# Filter Training Data


## Background

It is not uncommon for existing training data to be collected over a different time period than that of the study period. Meaning that a dataset may not reflect the real ground cover due to temporal changes. 

The Food and Agriculture Organization (FAO) adopted a training data filtering method for any given reference year that is within a time span (e.g. 5 years) from an existing baseline, and tested the method in the production of land cover mapping for Lesotho. It is assumed that the majority of reference labels will remain valid from one year to the previous/next. Based on this assumption, the reference labels which have changed are the minority, and should be detectable through the use of outlier detection methods like K-Means clustering. More details on the method and how it works for Lesotho can be found in the published paper ([De Simone et al 2022](https://www.mdpi.com/2072-4292/14/14/3294)).

## Description

This notebook will implement FAO's automatic filtering of a training dataset for a target year using points from a geojson or shapefile and a reference classification map of a previous year. The steps include:
1. Load extracted training features
2. Generate stratified random samples for each class on the reference land cover map using `random_sampling` and extract their features using `collect_training_data`
3. Train K-Means models using the extracted features of the random samples
4. Apply clustering on training features and remove minor clusters
5. Export the filtered training features to disk for use in subsequent scripts

To run this analysis, run all the cells in the notebook, starting with the "Load packages" cell.

### Load packages


In [1]:
%matplotlib inline
import warnings
import numpy as np
import geopandas as gpd
import pandas as pd
import xarray as xr
from sklearn.cluster import KMeans
from sklearn.preprocessing import StandardScaler
from sklearn import metrics
from random_sampling import random_sampling # adapted from function by Chad Burton: https://gist.github.com/cbur24/04760d645aa123a3b1817b07786e7d9f



## Analysis parameters
* `training_features_path`: The path to the file containing training features we extracted through the previous module `0_Extract_Training_Features.ipynb`.
* `reference_map_path`: The path to the reference classification map, which will be used as a stratification layer to extract random samples for each class.
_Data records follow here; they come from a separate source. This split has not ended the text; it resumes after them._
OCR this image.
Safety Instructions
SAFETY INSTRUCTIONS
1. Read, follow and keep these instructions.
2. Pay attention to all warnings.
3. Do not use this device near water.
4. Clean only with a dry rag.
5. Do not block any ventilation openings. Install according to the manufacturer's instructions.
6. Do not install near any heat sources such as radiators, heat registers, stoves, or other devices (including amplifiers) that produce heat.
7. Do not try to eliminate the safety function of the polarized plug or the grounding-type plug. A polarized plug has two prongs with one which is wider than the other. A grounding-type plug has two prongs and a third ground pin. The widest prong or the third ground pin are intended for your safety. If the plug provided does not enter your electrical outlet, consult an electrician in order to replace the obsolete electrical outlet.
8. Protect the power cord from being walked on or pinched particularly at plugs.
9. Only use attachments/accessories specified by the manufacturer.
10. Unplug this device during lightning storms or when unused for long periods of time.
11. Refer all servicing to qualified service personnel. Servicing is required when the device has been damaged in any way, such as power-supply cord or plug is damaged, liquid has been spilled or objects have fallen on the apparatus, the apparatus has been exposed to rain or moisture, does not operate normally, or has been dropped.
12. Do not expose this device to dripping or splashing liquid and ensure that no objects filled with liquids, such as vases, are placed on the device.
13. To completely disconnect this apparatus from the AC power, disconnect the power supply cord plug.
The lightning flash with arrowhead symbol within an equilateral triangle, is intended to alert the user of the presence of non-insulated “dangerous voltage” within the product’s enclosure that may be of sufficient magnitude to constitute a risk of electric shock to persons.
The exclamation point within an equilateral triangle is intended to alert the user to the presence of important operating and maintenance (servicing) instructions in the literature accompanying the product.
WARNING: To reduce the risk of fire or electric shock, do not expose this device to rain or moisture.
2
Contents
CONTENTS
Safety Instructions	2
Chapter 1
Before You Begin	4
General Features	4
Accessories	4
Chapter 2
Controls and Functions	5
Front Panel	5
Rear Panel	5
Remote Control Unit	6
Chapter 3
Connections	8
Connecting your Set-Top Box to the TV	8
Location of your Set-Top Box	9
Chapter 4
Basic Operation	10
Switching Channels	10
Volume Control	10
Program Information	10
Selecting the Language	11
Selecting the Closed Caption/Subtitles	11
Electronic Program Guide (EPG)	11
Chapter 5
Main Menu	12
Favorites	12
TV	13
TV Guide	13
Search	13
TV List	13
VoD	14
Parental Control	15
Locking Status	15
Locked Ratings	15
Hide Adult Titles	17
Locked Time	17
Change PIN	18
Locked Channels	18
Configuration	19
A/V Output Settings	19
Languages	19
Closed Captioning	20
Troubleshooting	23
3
In this example, we are using the existing map [Rwanda Land Cover 2015 Scheme II](http://geoportal.rcmrd.org/layers/servir%3Arwanda_landcover_2015_scheme_ii). **Note that the reference map pixel values should contain the class values existing in the training data.**
* `class_attr`: This is the name of column in your shapefile/geojson file attribute table that contains the class labels. **The class labels must be integers**
* `output_crs`: Output spatial reference system.

In [2]:
training_features_path = 'Results/Rwanda_training_features_2021_from_2015_scheme_ii.geojson'
reference_map_path='Data/rwanda_landcover_2015_scheme_ii.tif'
class_attr = 'LC_Class_I' # class label in integer format
output_crs='epsg:32735' # WGS84/UTM Zone 35S

## Load input data

We now load the training features .txt file using `geopandas`. The pandas dataframe should contain columns `class_attr` identifying class labels and the bi-monthly geomedians of the nine spectral bands and NDVI that we extracted through previous module. It also contains the coordinates and geometry columns.

In [3]:
training_features= gpd.read_file(training_features_path) # Load training features
training_features.head() # Plot first five rows

Unnamed: 0,LC_Class_I,blue_0,blue_1,blue_2,blue_3,blue_4,blue_5,green_0,green_1,green_2,...,swir_2_5,NDVI_0,NDVI_1,NDVI_2,NDVI_3,NDVI_4,NDVI_5,x_coord,y_coord,geometry
0,12.0,746.544312,604.5,531.854614,579.425171,779.834961,735.999939,1008.881714,870.0,825.942627,...,954.000122,0.470825,0.540201,0.455023,0.473951,0.516605,0.368369,842405.0,9771525.0,POINT (842405.000 9771525.000)
1,12.0,359.753418,609.440247,528.122253,427.805145,684.916138,511.0,494.839539,726.885864,684.505676,...,732.0,0.0944,0.297828,0.284677,0.209838,0.157299,0.229703,718565.0,9735295.0,POINT (718565.000 9735295.000)
2,12.0,842.906006,3859.5,808.999939,1100.436279,921.108398,1047.573853,1650.38855,3733.0,1483.999878,...,178.300995,-0.110824,-0.150946,-0.427848,-0.273258,-0.25777,-0.124184,793185.0,9779405.0,POINT (793185.000 9779405.000)
3,12.0,603.348511,2966.0,693.0,831.999695,661.981812,666.0,927.474609,4120.0,989.0,...,932.999817,0.25977,0.001298,0.263473,0.162238,0.508861,0.347551,796505.0,9807125.0,POINT (796505.000 9807125.000)
4,12.0,1164.430542,752.180908,397.646027,455.440857,861.179382,606.5,1218.076782,966.766418,613.811584,...,1118.0,0.518148,0.542375,0.745179,0.720775,0.577472,0.580907,847425.0,9772665.0,POINT (847425.000 9772665.000)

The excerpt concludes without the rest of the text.